We've watched a couple of DVDs over the last few days.  One of these was The Way Back, which is supposed to be based on a true story of a group of escapees from a prison camp in Siberia during the Second World War three of whom managed to make it to India finally, by walking all the way.  When I say 'supposed' apparently there's a bit of argy-bargy gone over over the years as to how much truth and how much invention is contained in the original book on which the movie is based.  And then, of course, the movie makes some changes of its own.

Be that as it may, this movie, directed by Peter Weir, is surprisingly engrossing, especially considering that it's over two hours long and for a good deal of that time the characters are walking.  Yup, walking. Naturally, other stuff happens within that, and there are inter-relational things that go on, especially when the group of men is joined by a young girl who seems to be the only one capable of getting their histories out of them.  The main character, Janusz, played by Jim Sturgess (who kept reminding me of Sam Worthington of Avatar fame for some reason) is cast in the heroic mould: not only is it his intention to find the wife who betrayed him, he also wants to bring forgiveness to her.  But beside that underlining aim, he's also the one who has the endurance and determination and skills to keep going, and to assist the others to struggle on.  Of course some don't make it - we know that only three will survive because of a note at the beginning of the movie - but that doesn't stop us being involved with their journey; the adjective 'intrepid' barely covers it.  The cast includes Ed Harris as a grizzly old American caught up in the War - he's excellent - and Colin Farrell as a Russian criminal who only gets to come along because he has a very sharp knife.  Farrell does one of his wild man performances, and covers his natural intelligence under a guise of feral survival instincts.  He's excellent too.  Saoirse Ronan, who was only 16 at the time she made the movie, brings her wonderful waif presence to her role, and, for a time, becomes the centre around which the movie moves forward.

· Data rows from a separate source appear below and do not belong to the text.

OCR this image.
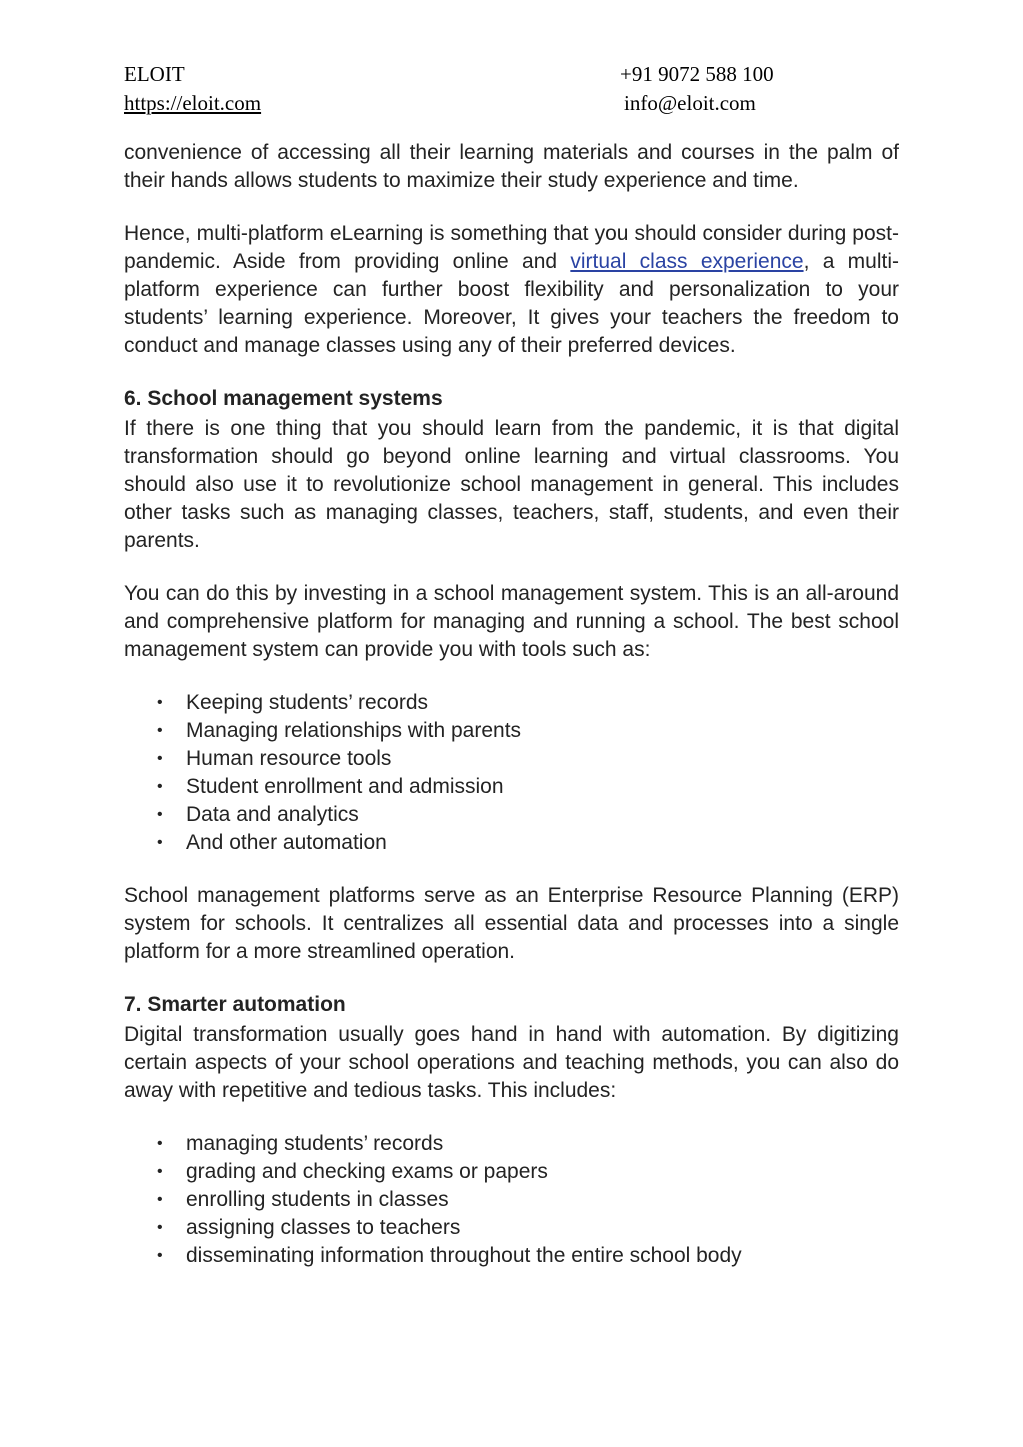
ELOIT	+91 9072 588 100
https://eloit.com	info@eloit.com

convenience of accessing all their learning materials and courses in the palm of their hands allows students to maximize their study experience and time.

Hence, multi-platform eLearning is something that you should consider during post-pandemic. Aside from providing online and virtual class experience, a multi-platform experience can further boost flexibility and personalization to your students’ learning experience. Moreover, It gives your teachers the freedom to conduct and manage classes using any of their preferred devices.

6. School management systems

If there is one thing that you should learn from the pandemic, it is that digital transformation should go beyond online learning and virtual classrooms. You should also use it to revolutionize school management in general. This includes other tasks such as managing classes, teachers, staff, students, and even their parents.

You can do this by investing in a school management system. This is an all-around and comprehensive platform for managing and running a school. The best school management system can provide you with tools such as:

• Keeping students’ records
• Managing relationships with parents
• Human resource tools
• Student enrollment and admission
• Data and analytics
• And other automation

School management platforms serve as an Enterprise Resource Planning (ERP) system for schools. It centralizes all essential data and processes into a single platform for a more streamlined operation.

7. Smarter automation

Digital transformation usually goes hand in hand with automation. By digitizing certain aspects of your school operations and teaching methods, you can also do away with repetitive and tedious tasks. This includes:

• managing students’ records
• grading and checking exams or papers
• enrolling students in classes
• assigning classes to teachers
• disseminating information throughout the entire school body
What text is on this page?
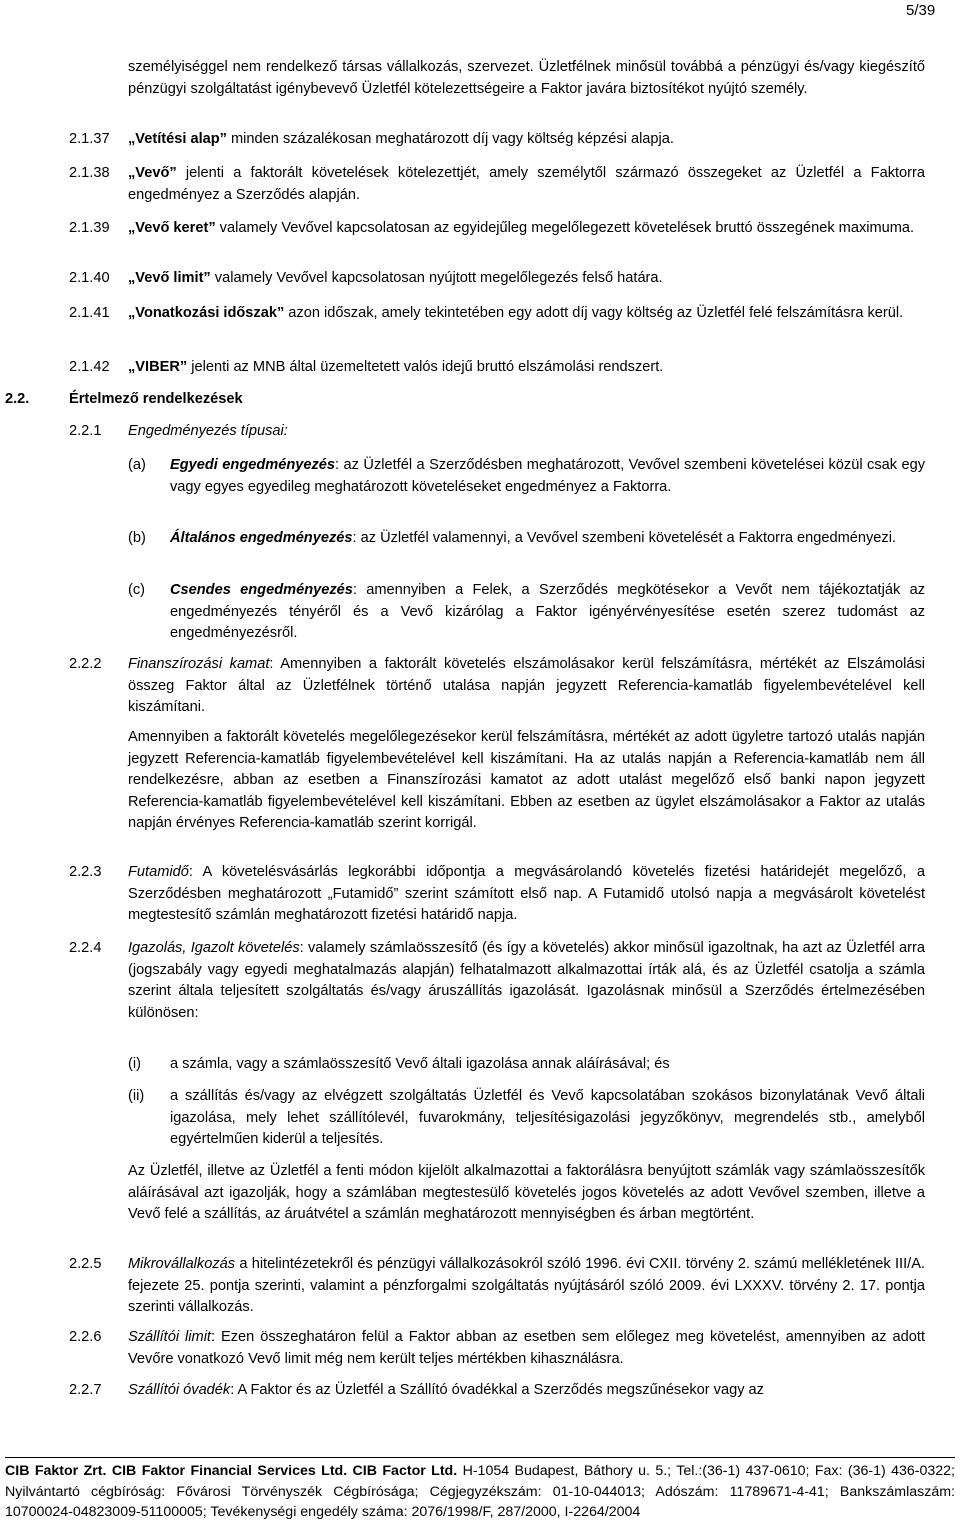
5/39
személyiséggel nem rendelkező társas vállalkozás, szervezet. Üzletfélnek minősül továbbá a pénzügyi és/vagy kiegészítő pénzügyi szolgáltatást igénybevevő Üzletfél kötelezettségeire a Faktor javára biztosítékot nyújtó személy.
2.1.37 „Vetítési alap” minden százalékosan meghatározott díj vagy költség képzési alapja.
2.1.38 „Vevő” jelenti a faktorált követelések kötelezettjét, amely személytől származó összegeket az Üzletfél a Faktorra engedményez a Szerződés alapján.
2.1.39 „Vevő keret” valamely Vevővel kapcsolatosan az egyidejűleg megelőlegezett követelések bruttó összegének maximuma.
2.1.40 „Vevő limit” valamely Vevővel kapcsolatosan nyújtott megelőlegezés felső határa.
2.1.41 „Vonatkozási időszak” azon időszak, amely tekintetében egy adott díj vagy költség az Üzletfél felé felszámításra kerül.
2.1.42 „VIBER” jelenti az MNB által üzemeltetett valós idejű bruttó elszámolási rendszert.
2.2.	Értelmező rendelkezések
2.2.1 Engedményezés típusai:
(a) Egyedi engedményezés: az Üzletfél a Szerződésben meghatározott, Vevővel szembeni követelései közül csak egy vagy egyes egyedileg meghatározott követeléseket engedményez a Faktorra.
(b) Általános engedményezés: az Üzletfél valamennyi, a Vevővel szembeni követelését a Faktorra engedményezi.
(c) Csendes engedményezés: amennyiben a Felek, a Szerződés megkötésekor a Vevőt nem tájékoztatják az engedményezés tényéről és a Vevő kizárólag a Faktor igényérvényesítése esetén szerez tudomást az engedményezésről.
2.2.2 Finanszírozási kamat: Amennyiben a faktorált követelés elszámolásakor kerül felszámításra, mértékét az Elszámolási összeg Faktor által az Üzletfélnek történő utalása napján jegyzett Referencia-kamatláb figyelembevételével kell kiszámítani.
Amennyiben a faktorált követelés megelőlegezésekor kerül felszámításra, mértékét az adott ügyletre tartozó utalás napján jegyzett Referencia-kamatláb figyelembevételével kell kiszámítani. Ha az utalás napján a Referencia-kamatláb nem áll rendelkezésre, abban az esetben a Finanszírozási kamatot az adott utalást megelőző első banki napon jegyzett Referencia-kamatláb figyelembevételével kell kiszámítani. Ebben az esetben az ügylet elszámolásakor a Faktor az utalás napján érvényes Referencia-kamatláb szerint korrigál.
2.2.3 Futamidő: A követelésvásárlás legkorábbi időpontja a megvásárolandó követelés fizetési határidejét megelőző, a Szerződésben meghatározott „Futamidő” szerint számított első nap. A Futamidő utolsó napja a megvásárolt követelést megtestesítő számlán meghatározott fizetési határidő napja.
2.2.4 Igazolás, Igazolt követelés: valamely számlaösszesítő (és így a követelés) akkor minősül igazoltnak, ha azt az Üzletfél arra (jogszabály vagy egyedi meghatalmazás alapján) felhatalmazott alkalmazottai írták alá, és az Üzletfél csatolja a számla szerint általa teljesített szolgáltatás és/vagy áruszállítás igazolását. Igazolásnak minősül a Szerződés értelmezésében különösen:
(i) a számla, vagy a számlaösszesítő Vevő általi igazolása annak aláírásával; és
(ii) a szállítás és/vagy az elvégzett szolgáltatás Üzletfél és Vevő kapcsolatában szokásos bizonylatának Vevő általi igazolása, mely lehet szállítólevél, fuvarokmány, teljesítésigazolási jegyzőkönyv, megrendelés stb., amelyből egyértelműen kiderül a teljesítés.
Az Üzletfél, illetve az Üzletfél a fenti módon kijelölt alkalmazottai a faktorálásra benyújtott számlák vagy számlaösszesítők aláírásával azt igazolják, hogy a számlában megtestesülő követelés jogos követelés az adott Vevővel szemben, illetve a Vevő felé a szállítás, az áruátvétel a számlán meghatározott mennyiségben és árban megtörtént.
2.2.5 Mikrovállalkozás a hitelintézetekről és pénzügyi vállalkozásokról szóló 1996. évi CXII. törvény 2. számú mellékletének III/A. fejezete 25. pontja szerinti, valamint a pénzforgalmi szolgáltatás nyújtásáról szóló 2009. évi LXXXV. törvény 2. 17. pontja szerinti vállalkozás.
2.2.6 Szállítói limit: Ezen összeghatáron felül a Faktor abban az esetben sem előlegez meg követelést, amennyiben az adott Vevőre vonatkozó Vevő limit még nem került teljes mértékben kihasználásra.
2.2.7 Szállítói óvadék: A Faktor és az Üzletfél a Szállító óvadékkal a Szerződés megszűnésekor vagy az
CIB Faktor Zrt. CIB Faktor Financial Services Ltd. CIB Factor Ltd. H-1054 Budapest, Báthory u. 5.; Tel.:(36-1) 437-0610; Fax: (36-1) 436-0322; Nyilvántartó cégbíróság: Fővárosi Törvényszék Cégbírósága; Cégjegyzékszám: 01-10-044013; Adószám: 11789671-4-41; Bankszámlaszám: 10700024-04823009-51100005; Tevékenységi engedély száma: 2076/1998/F, 287/2000, I-2264/2004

The characters walk through Siberian forests in blizzards, over mountains in the sunshine, out into the Siberian Desert where they nearly get cooked to death, up into Tibet (snow again), and finally to India, where the women are picking tea.  The photography is superb, and the things the actors themselves have to go through in the performance of their roles is sometimes almost beyond the call of duty.   I picked this movie up at the Library without knowing anything about it.  It was well worth getting.

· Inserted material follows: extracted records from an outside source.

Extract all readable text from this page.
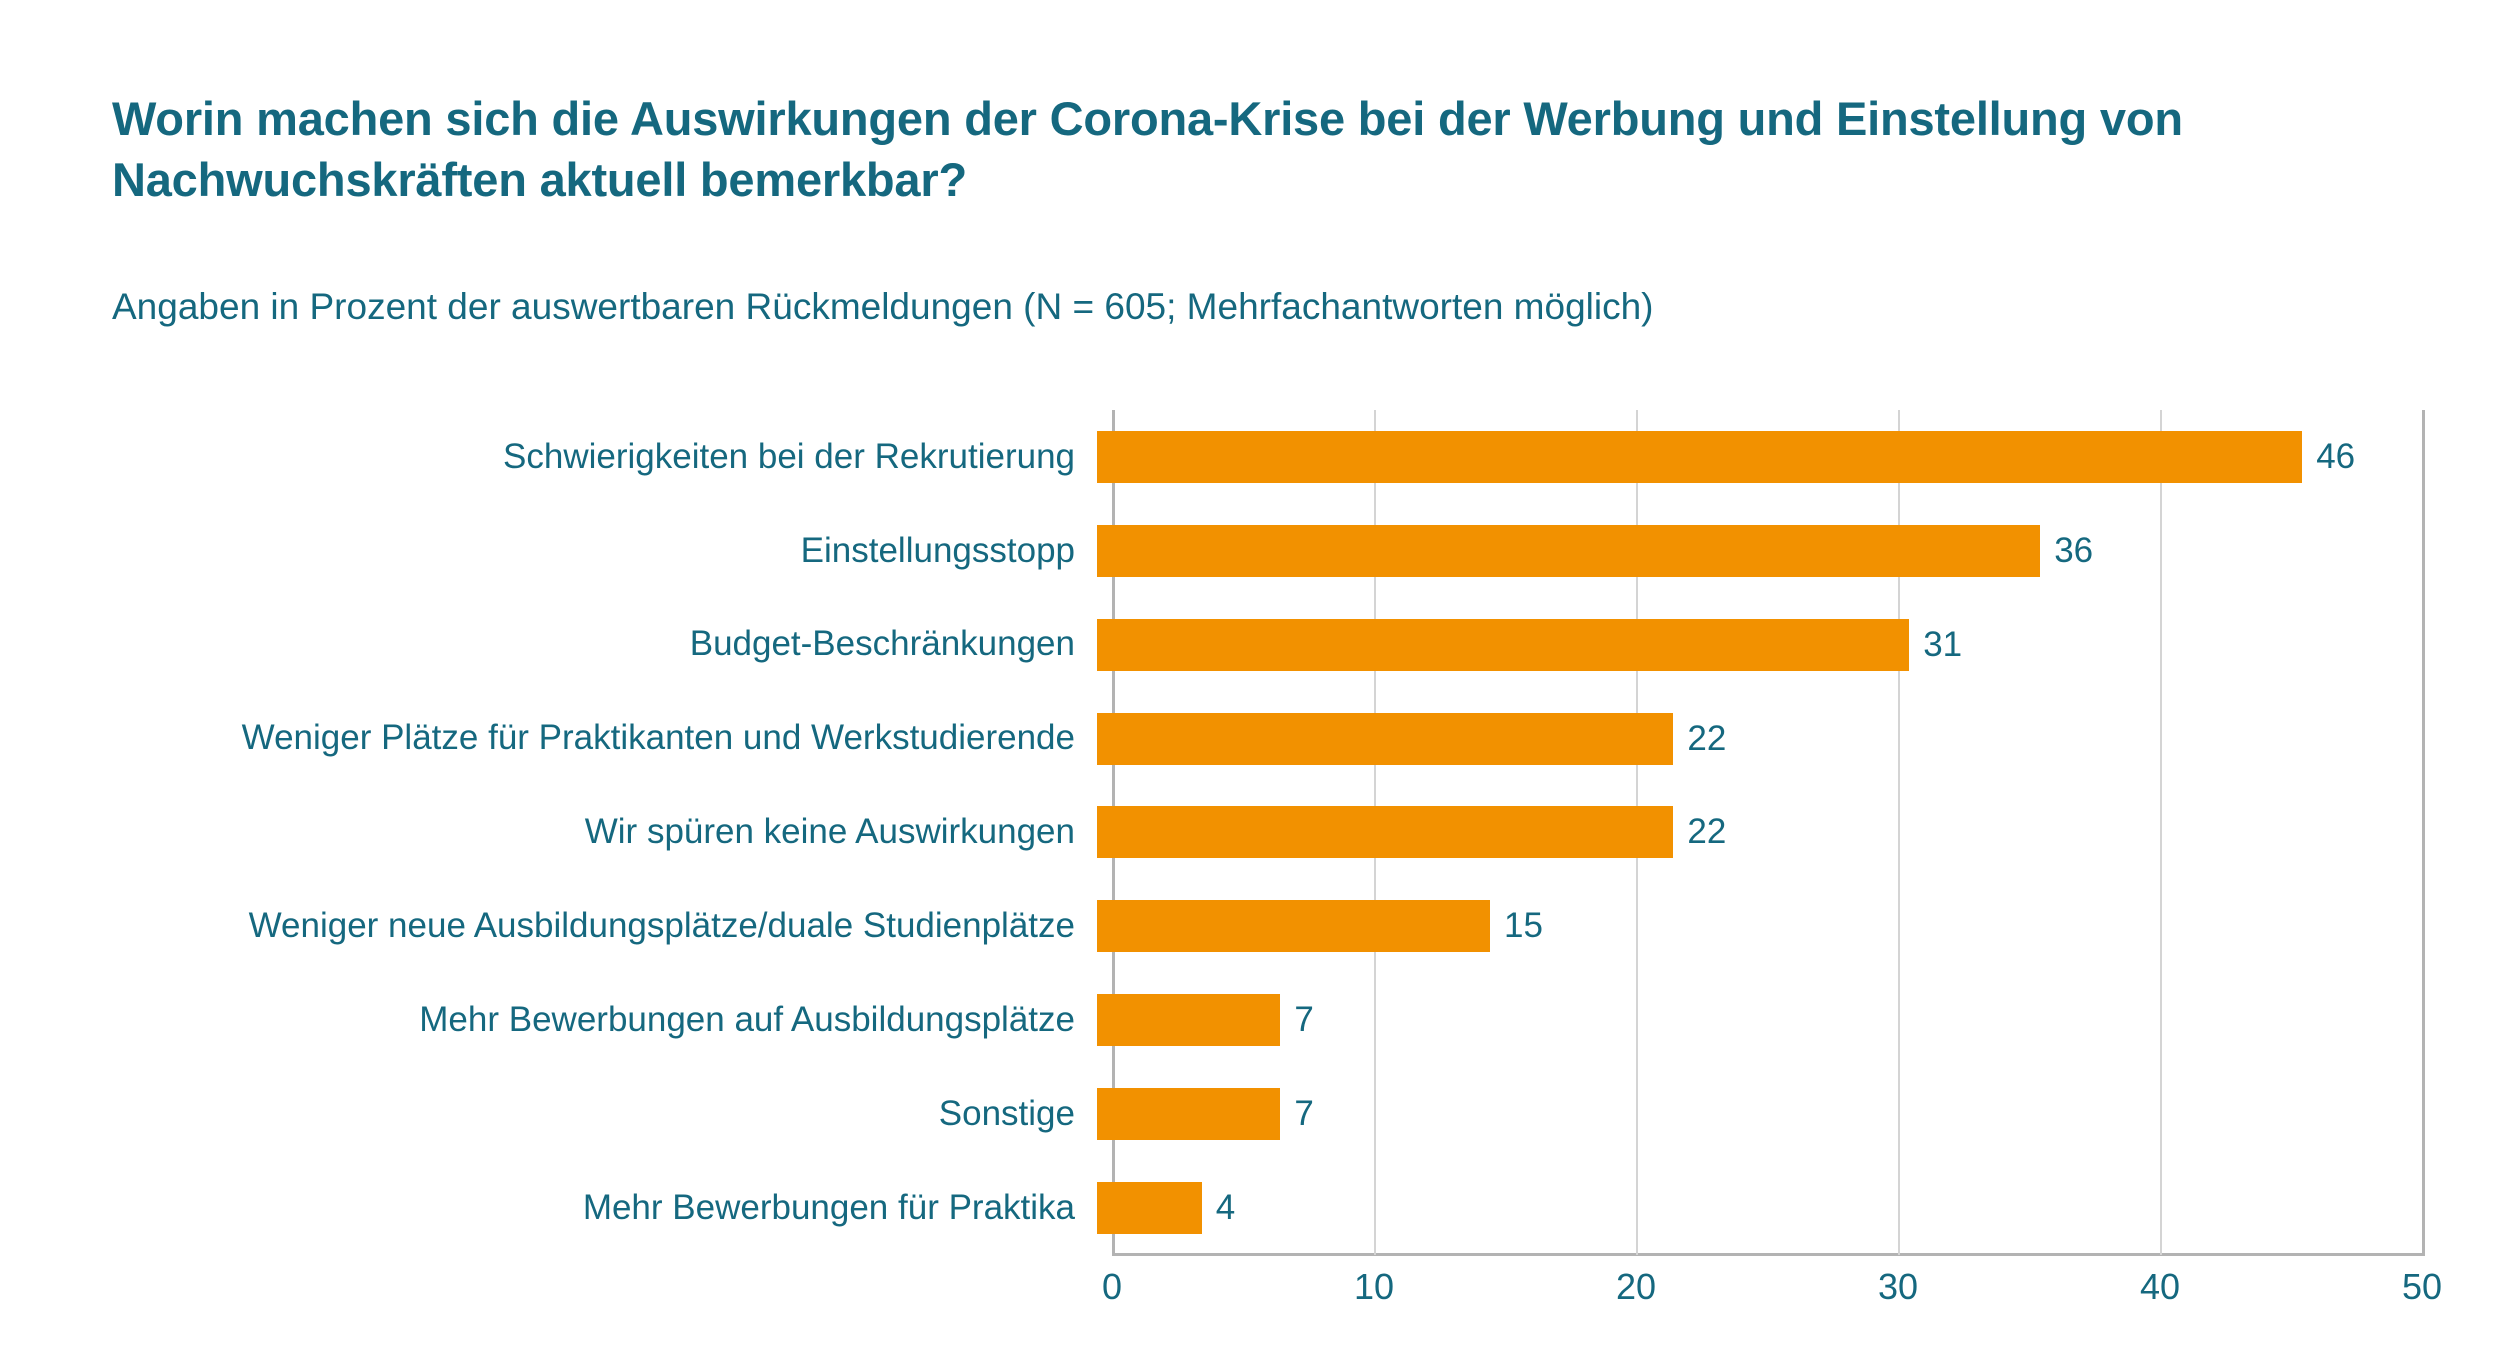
Worin machen sich die Auswirkungen der Corona-Krise bei der Werbung und Einstellung von Nachwuchskräften aktuell bemerkbar?
Angaben in Prozent der auswertbaren Rückmeldungen (N = 605; Mehrfachantworten möglich)
Schwierigkeiten bei der Rekrutierung	46
Einstellungsstopp	36
Budget-Beschränkungen	31
Weniger Plätze für Praktikanten und Werkstudierende	22
Wir spüren keine Auswirkungen	22
Weniger neue Ausbildungsplätze/duale Studienplätze	15
Mehr Bewerbungen auf Ausbildungsplätze	7
Sonstige	7
Mehr Bewerbungen für Praktika	4
0	10	20	30	40	50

The other film is a documentary called The Promise of Music.  Directed by the German, Enrique Sánchez Lansch, with a German film crew, this movie looks at a number of aspects relating to El Sistena, the system used in Venezuela to teach children music and bring them into a place where they're a contributing member of a proper orchestra.  It's publicly funded in that country, and the idea is now spreading further afield, both England and Scotland have begun to use it.  It has a deeper purpose that 'just' music-making; it aims to help youngsters from poverty areas to gain a good foothold in life and get themselves out of the poverty net.  As a result, in Venezuela it was under the Social Welfare area of the Government, rather than the Cultural one.  

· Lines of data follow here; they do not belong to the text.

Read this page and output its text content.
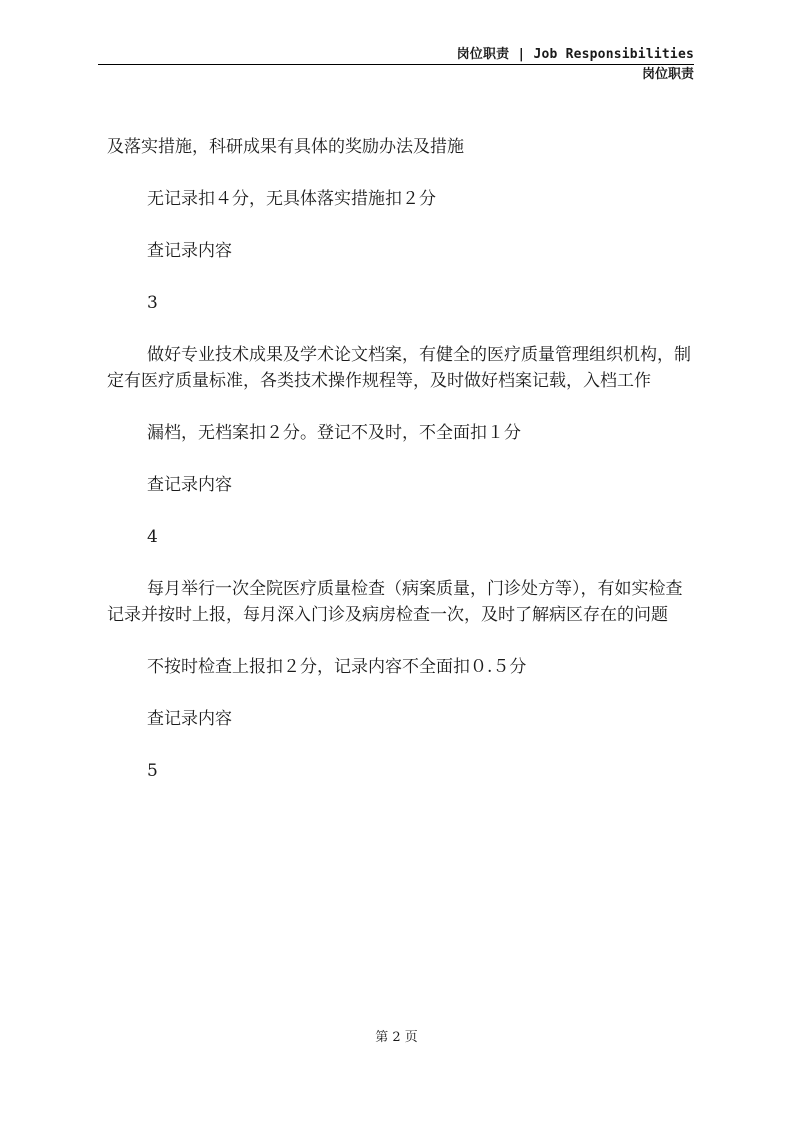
岗位职责 | Job Responsibilities
岗位职责

及落实措施，科研成果有具体的奖励办法及措施

无记录扣４分，无具体落实措施扣２分

查记录内容

3

做好专业技术成果及学术论文档案，有健全的医疗质量管理组织机构，制定有医疗质量标准，各类技术操作规程等，及时做好档案记载，入档工作

漏档，无档案扣２分。登记不及时，不全面扣１分

查记录内容

4

每月举行一次全院医疗质量检查（病案质量，门诊处方等），有如实检查记录并按时上报，每月深入门诊及病房检查一次，及时了解病区存在的问题

不按时检查上报扣２分，记录内容不全面扣０.５分

查记录内容

5

第 2 页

While this movie looks in some degree at the process of El Sistena, it focuses more on some members of the Simón Bolivar Orquesta Sinfónica and its young conductor, Gustavo Dudamel, a lively and impassioned man who began his musical career as a violinist but quickly realised that conducting was his true love, and forte.  At the beginning the Orchestra (who also appear in the video on the Scottish version of El Sestina) is in the late stages of rehearsal for a concert in Bonn, where they'll play, amongst other things, Beethoven's Eroica Symphony.  We travel with them to Bonn and see part of the concert - though if you go to another section of the disc you can see the entire concert, including the wonderful piece at the end in which they truly let their hair down, Venezuelan-style.  This is only one of the many heart-warming moments: another is when several of the children's orchestras combine together to perform Tchaikovsky's 4th Symphony, with Dudamel conducting.  

But apart from the music performances, there are a number of interviews with various members of the orchestra showing how they came up through the ranks, how they feel about El Sestina, what it's like to be part of such an organisation, and much more.  These are often entertaining, as the young people, mostly in their early to mid-twenties, are a delight, though they take their music very seriously.